The point of these lists, at least in the case of Arizona, was to hide the true number of veterans who had been waiting extraordinary periods for treatment at the VA.

In a number of those cases, the veterans died needlessly because they did not receive the medical attention they needed.  This past Thursday, news broke that what may be a similar list was discovered at the VA facility in Gainesville.  The list, which contained more than 200 names, related to mental health appointments.

At this point, it’s not clear whether it’s the same situation.  Officials with the VA have readily acknowledged that the handwritten list was a breach of protocol.  I suspect we will learn more in the days ahead, but when taken into context with everything else that is going on, I have serious, serious concerns.

In short, I believe that what has happened with the VA constitutes a deep breach of trust – with the veterans themselves, with Congress, and with the American people.  Congress has been purposefully misled and at this point, I have a sincerely hard time believing them when they say, “everything is fine and the issues are being addressed.”  In my opinion, we’re well passed that.

I have called for Secretary Shinseki’s resignation.  That’s not something I take lightly.  I truly believe, however, that at this point, the only way to restore faith and improve accountability is for the leadership to change at the VA.  Sec.
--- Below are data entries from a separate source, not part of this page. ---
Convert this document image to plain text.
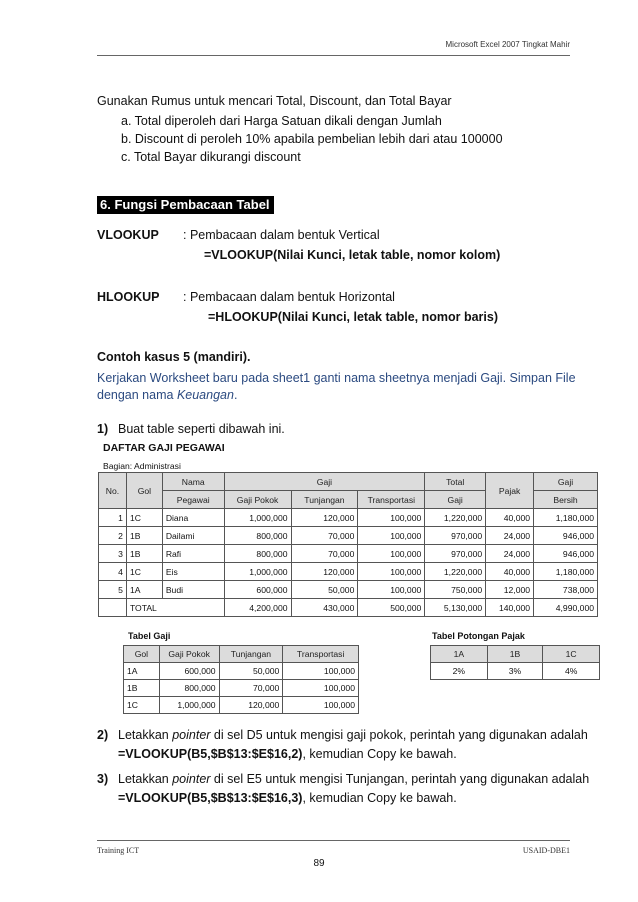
Microsoft Excel 2007 Tingkat Mahir
Gunakan Rumus untuk mencari Total, Discount, dan Total Bayar
a. Total diperoleh dari Harga Satuan dikali dengan Jumlah
b. Discount di peroleh 10% apabila pembelian lebih dari atau 100000
c. Total Bayar dikurangi discount
6. Fungsi Pembacaan Tabel
VLOOKUP : Pembacaan dalam bentuk Vertical
=VLOOKUP(Nilai Kunci, letak table, nomor kolom)
HLOOKUP : Pembacaan dalam bentuk Horizontal
=HLOOKUP(Nilai Kunci, letak table, nomor baris)
Contoh kasus 5 (mandiri).
Kerjakan Worksheet baru pada sheet1 ganti nama sheetnya menjadi Gaji. Simpan File
dengan nama Keuangan.
1) Buat table seperti dibawah ini.
DAFTAR GAJI PEGAWAI
Bagian: Administrasi
No.	Gol	Nama	Gaji			Total	Pajak	Gaji
		Pegawai	Gaji Pokok	Tunjangan	Transportasi	Gaji		Bersih
1	1C	Diana	1,000,000	120,000	100,000	1,220,000	40,000	1,180,000
2	1B	Dailami	800,000	70,000	100,000	970,000	24,000	946,000
3	1B	Rafi	800,000	70,000	100,000	970,000	24,000	946,000
4	1C	Eis	1,000,000	120,000	100,000	1,220,000	40,000	1,180,000
5	1A	Budi	600,000	50,000	100,000	750,000	12,000	738,000
	TOTAL		4,200,000	430,000	500,000	5,130,000	140,000	4,990,000
Tabel Gaji
Gol	Gaji Pokok	Tunjangan	Transportasi
1A	600,000	50,000	100,000
1B	800,000	70,000	100,000
1C	1,000,000	120,000	100,000
Tabel Potongan Pajak
1A	1B	1C
2%	3%	4%
2) Letakkan pointer di sel D5 untuk mengisi gaji pokok, perintah yang digunakan adalah
=VLOOKUP(B5,$B$13:$E$16,2), kemudian Copy ke bawah.
3) Letakkan pointer di sel E5 untuk mengisi Tunjangan, perintah yang digunakan adalah
=VLOOKUP(B5,$B$13:$E$16,3), kemudian Copy ke bawah.
Training ICT	USAID-DBE1
89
Shinseki has been at the helm of the VA since the President took office.  It’s not enough, in my opinion, for him to express his outrage at what has happened on his watch.  It’s time for him to step aside and for us to bring in new leadership.

We’ll have more to report on the VA in the coming weeks, but suffice it to say, these “secret wait lists” are not the only thing going on there that Americans should be appalled at.

It’s important that veterans know that if they are being ignored by the VA, they should contact me.  If I had known that a veteran in urgent need of care was being denied an appointment to see a doctor, I would have moved heaven and earth to get that situation resolved. Not everybody knows that members of Congress can serve as a resource in that regard, but it’s a fundamentally important part of what we do as your representatives in the federal government.

In any case, that’s what we’ve got going on this week.  If there is anything else you think I should be aware of, please let me know.